Dr. Lulin Jiang leads the combustion research taking place in the Mechanical Engineering Department. Dr. Lulin Jiang’s research interests are in design and application of fuel-flexible clean combustion systems and discovery of fundamental fuel injection and combustion characteristics of alternative fuels. Her research projects integrate fundamental science of fluid mechanics, heat transfer, thermodynamics and combustion, with advanced flow measuring techniques. In the area of combustion, Dr. Jiang experimentally studies combustion performance, involving emission and thermal features, of various fuels from waste sources using a dual-fuel burner equipped with a novel fuel injection system. Conventional air blast injectors cannot achieve efficient and clean combustion for viscous fuels because of the limited atomization capability. In contrast, with a simple geometry and a two-phase flow concept, the innovated twin-fluid fuel atomizer effectively generates fine sprays for fuels with a wide range of viscosity, without fuel preheating or hardware modification, and thus, results in ultra-low emission and high-efficiency combustion regardless of the distinct fuel properties, shown in Fig. 1. Dr. Jiang is currently working on discovery of the relationship between burner design, including the injector geometry, and the combustion performance to optimize design and enable application of efficient combustors with high fuel flexibility and low-emission performance for both conventional and alternative fuels. In the combustion field, Dr. Jiang is also performing on design and test of a volatile burner to develop a semi/self-sustained torrefaction system in the UL Energy Institute.
Another of Dr. Jiang’s research topics is investigation of fundamental fuel atomization mechanism using advanced flow measuring techniques including high speed shadowgraph and time-resolved laser diagnostics. High speed visualization and time-resolved Particle Image Velocimetry (PIV) at high laser repetition rate are used to probe sprays in the injector near region, spatially and temporally revealing droplet breakup patterns by different aerodynamic mechanisms for the novel twin-fluid fuel injector, shown in Figs. 2 and 3. Current research centers on investigation of unknown injector internal flow behavior and spray dynamics responding to varying fuel property and atomizer designs. The experimental characterization enables optimization and modeling of the novel fuel injection system to further predict on-field atomization behavior in combustion environment.

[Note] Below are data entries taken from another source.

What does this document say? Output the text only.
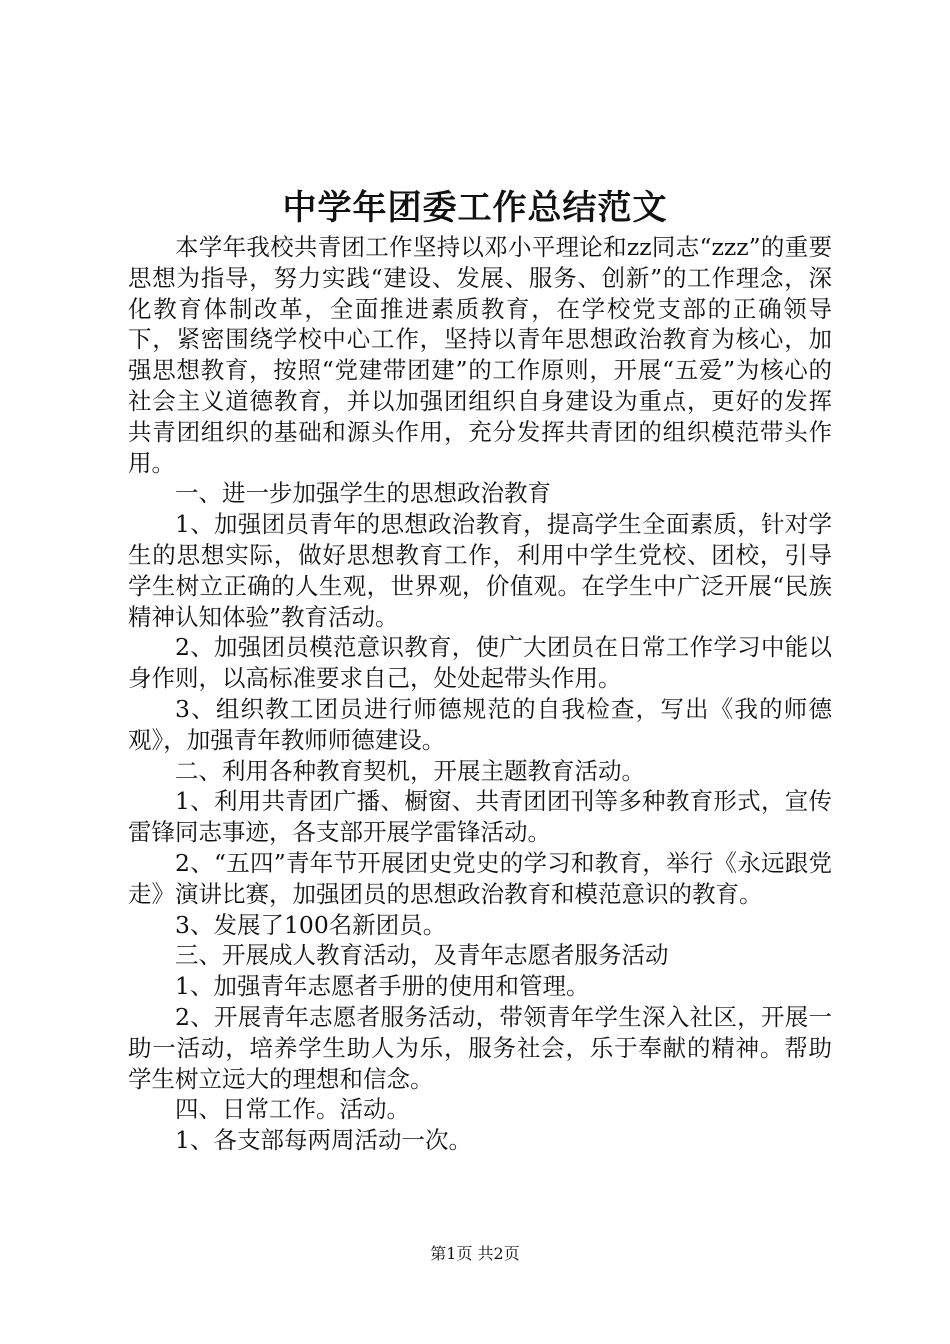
中学年团委工作总结范文

本学年我校共青团工作坚持以邓小平理论和zz同志“zzz”的重要思想为指导，努力实践“建设、发展、服务、创新”的工作理念，深化教育体制改革，全面推进素质教育，在学校党支部的正确领导下，紧密围绕学校中心工作，坚持以青年思想政治教育为核心，加强思想教育，按照“党建带团建”的工作原则，开展“五爱”为核心的社会主义道德教育，并以加强团组织自身建设为重点，更好的发挥共青团组织的基础和源头作用，充分发挥共青团的组织模范带头作用。

一、进一步加强学生的思想政治教育

1、加强团员青年的思想政治教育，提高学生全面素质，针对学生的思想实际，做好思想教育工作，利用中学生党校、团校，引导学生树立正确的人生观，世界观，价值观。在学生中广泛开展“民族精神认知体验”教育活动。

2、加强团员模范意识教育，使广大团员在日常工作学习中能以身作则，以高标准要求自己，处处起带头作用。

3、组织教工团员进行师德规范的自我检查，写出《我的师德观》，加强青年教师师德建设。

二、利用各种教育契机，开展主题教育活动。

1、利用共青团广播、橱窗、共青团团刊等多种教育形式，宣传雷锋同志事迹，各支部开展学雷锋活动。

2、“五四”青年节开展团史党史的学习和教育，举行《永远跟党走》演讲比赛，加强团员的思想政治教育和模范意识的教育。

3、发展了100名新团员。

三、开展成人教育活动，及青年志愿者服务活动

1、加强青年志愿者手册的使用和管理。

2、开展青年志愿者服务活动，带领青年学生深入社区，开展一助一活动，培养学生助人为乐，服务社会，乐于奉献的精神。帮助学生树立远大的理想和信念。

四、日常工作。活动。

1、各支部每两周活动一次。

第1页 共2页
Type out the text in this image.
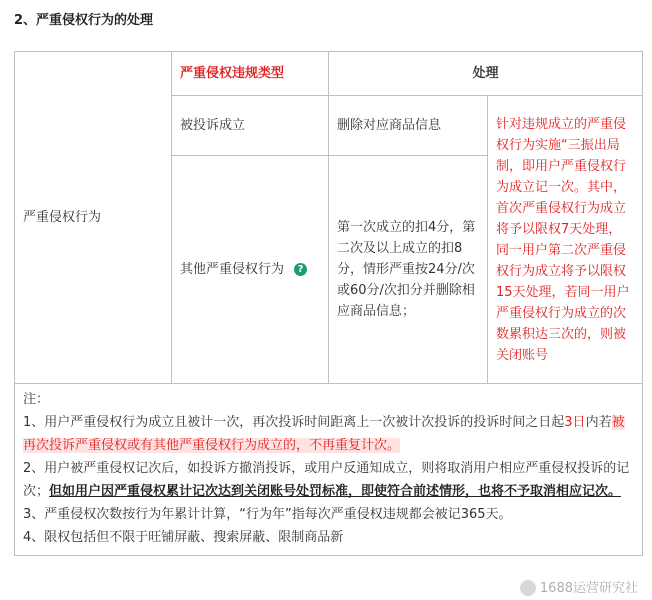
2、严重侵权行为的处理
严重侵权行为	严重侵权违规类型	处理	
	被投诉成立	删除对应商品信息	针对违规成立的严重侵权行为实施“三振出局制，即用户严重侵权行为成立记一次。其中，首次严重侵权行为成立将予以限权7天处理，同一用户第二次严重侵权行为成立将予以限权15天处理，若同一用户严重侵权行为成立的次数累积达三次的，则被关闭账号
	其他严重侵权行为 ?	第一次成立的扣4分，第二次及以上成立的扣8分，情形严重按24分/次或60分/次扣分并删除相应商品信息；	

注：

1、用户严重侵权行为成立且被计一次，再次投诉时间距离上一次被计次投诉的投诉时间之日起3日内若被再次投诉严重侵权或有其他严重侵权行为成立的，不再重复计次。

2、用户被严重侵权记次后，如投诉方撤消投诉，或用户反通知成立，则将取消用户相应严重侵权投诉的记次；但如用户因严重侵权累计记次达到关闭账号处罚标准，即使符合前述情形，也将不予取消相应记次。

3、严重侵权次数按行为年累计计算，“行为年”指每次严重侵权违规都会被记365天。

4、限权包括但不限于旺铺屏蔽、搜索屏蔽、限制商品新			

1688运营研究社
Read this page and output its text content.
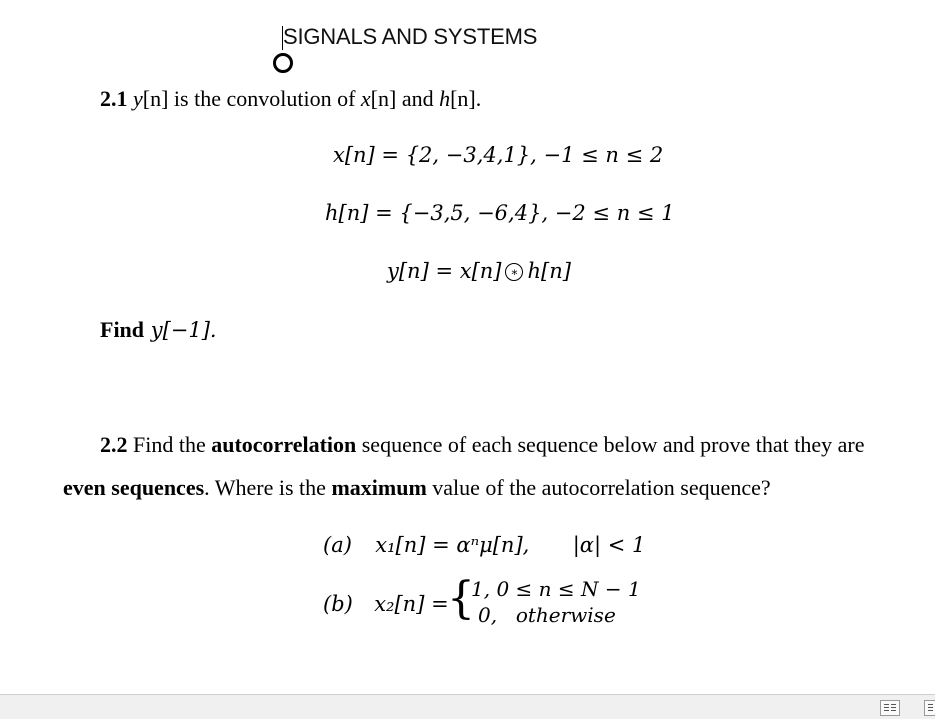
SIGNALS AND SYSTEMS
2.1 y[n] is the convolution of x[n] and h[n].
x[n] = {2, −3,4,1}, −1 ≤ n ≤ 2
h[n] = {−3,5, −6,4}, −2 ≤ n ≤ 1
y[n] = x[n] ∗ h[n]
Find y[−1].
2.2 Find the autocorrelation sequence of each sequence below and prove that they are
even sequences. Where is the maximum value of the autocorrelation sequence?
(a) x₁[n] = αⁿμ[n], |α| < 1
(b) x₂[n] =
{
1, 0 ≤ n ≤ N − 1
0, otherwise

Fig. 1 Clean blue flames of different fuels including viscous vegetable oil (VO) and glycerol using the novel clean burner. (Jiang and Agrawal, 2014).
Fig. 2 PIV image pair for the highly viscous glycerol spray captured at 15 kHz and 16.83 µm/pixel, and the corresponding instantaneous droplet velocity field. ALR =2 (Jiang and Agrawal, 2015).
Fig. 3 High speed spray visualization (100 kHz) for water atomized by bubble bursting (circled) in the injector near field at exposure time of 1 µs. Droplet size (A-C) ranges from around 20 µm to 100 µm (Jiang and Agrawal, 2015).